Kasus suap yang menyeret para “Yang Mulia” menjadi titik hitam sejarah kehakiman Indonesia. Ia bukan sekadar catatan kriminal, tetapi cermin buram sistem pengawasan internal lemah, dan integritas pribadi belum menjadi fondasi dalam dunia hukum
Scroll Untuk Lanjut Membaca
IKLAN
Di tengah hiruk pikuk peradaban hukum yang menjanjikan keadilan sebagai mahkota tertinggi negara hukum sebagaimana yang termaktub dalam Pasal 1 ayat (3) UUD NRI 1945, terdengar riak kabar yang merobek nurani, menyisakan kepingan puing-puing rasa kepercayaan terhadap para “wakil tuhan” di bumi. Di atas singgasana keadilan, palu hakim seharusnya mengetuk dengan gema kebenaran dan mengusir kebatilan, membela yang lemah, dan mengabadikan nurani hukum yang tak boleh goyah oleh godaan duniawi. Namun, kini gema itu parau, tergantikan oleh bisikan transaksional yang menodai jubah keadilan.
Palu hakim, simbol keadilan yang seharusnya mengetuk atas nama kebenaran, kini tercoreng oleh noda suap yang mencederai martabat peradilan. Dugaan suap melibatkan Ketua Pengadilan Negeri Jakarta Selatan dan wakil ketua pengadilan negeri Jakarta pusat yang seyogianya menjadi garda tertinggi penjaga moral peradilan di ibu kota.Tidak tanggung-tanggung, nominalnya menyentuh angka yang membuat nurani terguncang yakni berkisar Rp60 miliar. Suap itu bukan hanya angka, melainkan simbol jatuhnya wibawa dan rasa malu yang menampar wajah hukum kita.
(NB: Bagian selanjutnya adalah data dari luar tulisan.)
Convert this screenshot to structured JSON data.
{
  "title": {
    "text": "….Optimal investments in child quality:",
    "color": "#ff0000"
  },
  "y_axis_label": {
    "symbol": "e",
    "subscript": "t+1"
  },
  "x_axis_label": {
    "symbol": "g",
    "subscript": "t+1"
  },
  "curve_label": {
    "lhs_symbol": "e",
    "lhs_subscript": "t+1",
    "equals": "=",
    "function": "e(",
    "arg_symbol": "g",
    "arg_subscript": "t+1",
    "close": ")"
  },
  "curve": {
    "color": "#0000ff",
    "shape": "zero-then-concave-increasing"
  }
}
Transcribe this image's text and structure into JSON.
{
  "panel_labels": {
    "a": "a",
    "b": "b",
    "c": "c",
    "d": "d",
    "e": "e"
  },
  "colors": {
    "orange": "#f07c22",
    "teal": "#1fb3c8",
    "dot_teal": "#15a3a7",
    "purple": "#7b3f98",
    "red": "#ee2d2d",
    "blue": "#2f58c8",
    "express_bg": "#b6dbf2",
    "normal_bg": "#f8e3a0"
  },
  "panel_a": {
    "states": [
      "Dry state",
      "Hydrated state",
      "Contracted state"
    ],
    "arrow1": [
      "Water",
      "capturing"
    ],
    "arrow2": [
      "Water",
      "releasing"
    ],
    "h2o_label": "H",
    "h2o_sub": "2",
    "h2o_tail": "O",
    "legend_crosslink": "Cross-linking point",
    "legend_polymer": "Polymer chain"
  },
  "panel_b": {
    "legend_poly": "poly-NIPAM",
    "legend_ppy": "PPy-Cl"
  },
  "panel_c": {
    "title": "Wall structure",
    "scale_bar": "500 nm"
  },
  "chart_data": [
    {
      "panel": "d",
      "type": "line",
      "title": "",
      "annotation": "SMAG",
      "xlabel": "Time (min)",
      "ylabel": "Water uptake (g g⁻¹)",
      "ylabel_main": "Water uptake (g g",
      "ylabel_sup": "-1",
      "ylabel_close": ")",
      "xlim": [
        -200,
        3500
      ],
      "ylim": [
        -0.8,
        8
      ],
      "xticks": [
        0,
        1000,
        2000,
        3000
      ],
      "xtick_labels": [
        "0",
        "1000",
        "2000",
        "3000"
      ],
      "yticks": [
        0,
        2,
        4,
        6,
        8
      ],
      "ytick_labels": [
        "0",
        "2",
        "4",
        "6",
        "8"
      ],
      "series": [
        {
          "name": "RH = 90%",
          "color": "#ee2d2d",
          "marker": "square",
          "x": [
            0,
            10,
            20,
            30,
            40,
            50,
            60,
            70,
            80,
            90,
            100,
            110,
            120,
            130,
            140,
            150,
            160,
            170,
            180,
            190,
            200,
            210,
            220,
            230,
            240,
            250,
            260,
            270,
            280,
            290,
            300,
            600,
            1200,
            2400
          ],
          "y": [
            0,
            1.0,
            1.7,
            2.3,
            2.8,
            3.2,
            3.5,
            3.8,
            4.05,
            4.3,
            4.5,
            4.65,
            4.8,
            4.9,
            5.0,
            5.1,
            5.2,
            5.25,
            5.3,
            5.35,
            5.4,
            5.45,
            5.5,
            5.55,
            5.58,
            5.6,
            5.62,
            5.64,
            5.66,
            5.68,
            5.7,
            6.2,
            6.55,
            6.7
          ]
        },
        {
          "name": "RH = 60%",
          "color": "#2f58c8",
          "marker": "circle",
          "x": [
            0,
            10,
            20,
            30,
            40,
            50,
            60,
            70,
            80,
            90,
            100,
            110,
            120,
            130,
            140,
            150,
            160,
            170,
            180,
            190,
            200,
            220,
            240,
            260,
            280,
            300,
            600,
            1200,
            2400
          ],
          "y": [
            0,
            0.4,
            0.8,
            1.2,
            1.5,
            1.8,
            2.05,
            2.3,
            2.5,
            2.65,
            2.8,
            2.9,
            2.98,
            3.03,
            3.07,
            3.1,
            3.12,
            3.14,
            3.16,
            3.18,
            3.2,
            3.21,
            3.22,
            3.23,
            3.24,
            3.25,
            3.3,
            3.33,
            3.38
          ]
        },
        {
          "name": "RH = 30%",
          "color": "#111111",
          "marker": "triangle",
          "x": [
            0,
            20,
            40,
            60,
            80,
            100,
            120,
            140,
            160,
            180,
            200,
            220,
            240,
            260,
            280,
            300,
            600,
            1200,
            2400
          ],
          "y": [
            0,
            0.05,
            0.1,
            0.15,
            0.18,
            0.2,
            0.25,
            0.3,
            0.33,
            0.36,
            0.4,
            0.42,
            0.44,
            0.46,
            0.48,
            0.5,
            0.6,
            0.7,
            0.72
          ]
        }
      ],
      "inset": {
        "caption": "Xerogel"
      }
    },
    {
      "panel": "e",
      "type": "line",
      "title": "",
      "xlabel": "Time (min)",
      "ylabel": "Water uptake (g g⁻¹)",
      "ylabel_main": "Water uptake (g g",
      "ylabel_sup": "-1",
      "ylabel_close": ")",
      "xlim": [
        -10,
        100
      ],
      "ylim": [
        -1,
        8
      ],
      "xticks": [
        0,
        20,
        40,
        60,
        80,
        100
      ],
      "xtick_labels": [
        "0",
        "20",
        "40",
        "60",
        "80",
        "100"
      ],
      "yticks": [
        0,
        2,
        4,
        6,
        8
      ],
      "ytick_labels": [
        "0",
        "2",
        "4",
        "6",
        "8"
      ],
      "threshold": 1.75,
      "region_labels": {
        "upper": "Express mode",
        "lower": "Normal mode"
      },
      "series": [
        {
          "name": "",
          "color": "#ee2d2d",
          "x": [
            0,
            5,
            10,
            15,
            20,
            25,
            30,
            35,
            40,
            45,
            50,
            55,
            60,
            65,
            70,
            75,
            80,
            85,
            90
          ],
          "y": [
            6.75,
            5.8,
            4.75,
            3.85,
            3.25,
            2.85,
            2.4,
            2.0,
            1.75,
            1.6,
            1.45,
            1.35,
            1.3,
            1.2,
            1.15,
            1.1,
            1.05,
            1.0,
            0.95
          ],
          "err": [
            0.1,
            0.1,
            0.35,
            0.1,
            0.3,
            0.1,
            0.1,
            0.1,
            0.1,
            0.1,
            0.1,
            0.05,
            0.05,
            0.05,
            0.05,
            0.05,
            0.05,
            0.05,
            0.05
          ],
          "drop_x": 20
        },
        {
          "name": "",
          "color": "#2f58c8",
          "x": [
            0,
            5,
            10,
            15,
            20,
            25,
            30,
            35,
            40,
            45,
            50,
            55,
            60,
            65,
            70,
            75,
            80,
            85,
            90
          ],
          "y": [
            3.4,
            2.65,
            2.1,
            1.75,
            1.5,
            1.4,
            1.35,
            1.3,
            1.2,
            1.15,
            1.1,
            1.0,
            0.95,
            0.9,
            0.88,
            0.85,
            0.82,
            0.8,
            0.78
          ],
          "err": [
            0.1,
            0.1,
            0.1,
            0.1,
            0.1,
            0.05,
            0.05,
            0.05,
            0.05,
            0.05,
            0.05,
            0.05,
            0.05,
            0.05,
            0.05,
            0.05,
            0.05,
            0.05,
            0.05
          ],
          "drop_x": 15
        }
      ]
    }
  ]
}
Kasus ini tak berdiri sendiri. Seperti serpihan kaca yang menyebar, ia menyibak tabir kelam praktik mafia peradilan. Sebelumnya tiga hakim dari Pengadilan Negeri Surabaya terseret dalam pusaran kasus serupa. Tiga hakim yang dengan palunya menjatuhkan putusan bebas terhadap terdakwa yang kasusnya pada saat itu menarik perhatian publik. “Bau amis” putusan bebas di Bulan Juli 2024 menjadi pemicu. Tak hanya itu, sejumlah oknum di Mahkamah Agung atau MA. Sebut saja eks Sekretaris MA periode 2011-2016 Nurhadi dan bekas Sekretaris MA era 2020-2023 Hasbi Hasan. Terkini, julukan itu ancang-ancang disematkan kepada Zarof Ricar, juga bekas pegawai MA menambah coretan panjang palu yang tergadai. Palu mereka yang mestinya menyuarakan kepastian hukum, justru menjadi alat untuk merancang putusan yang dijahit dari benang emas sogokan.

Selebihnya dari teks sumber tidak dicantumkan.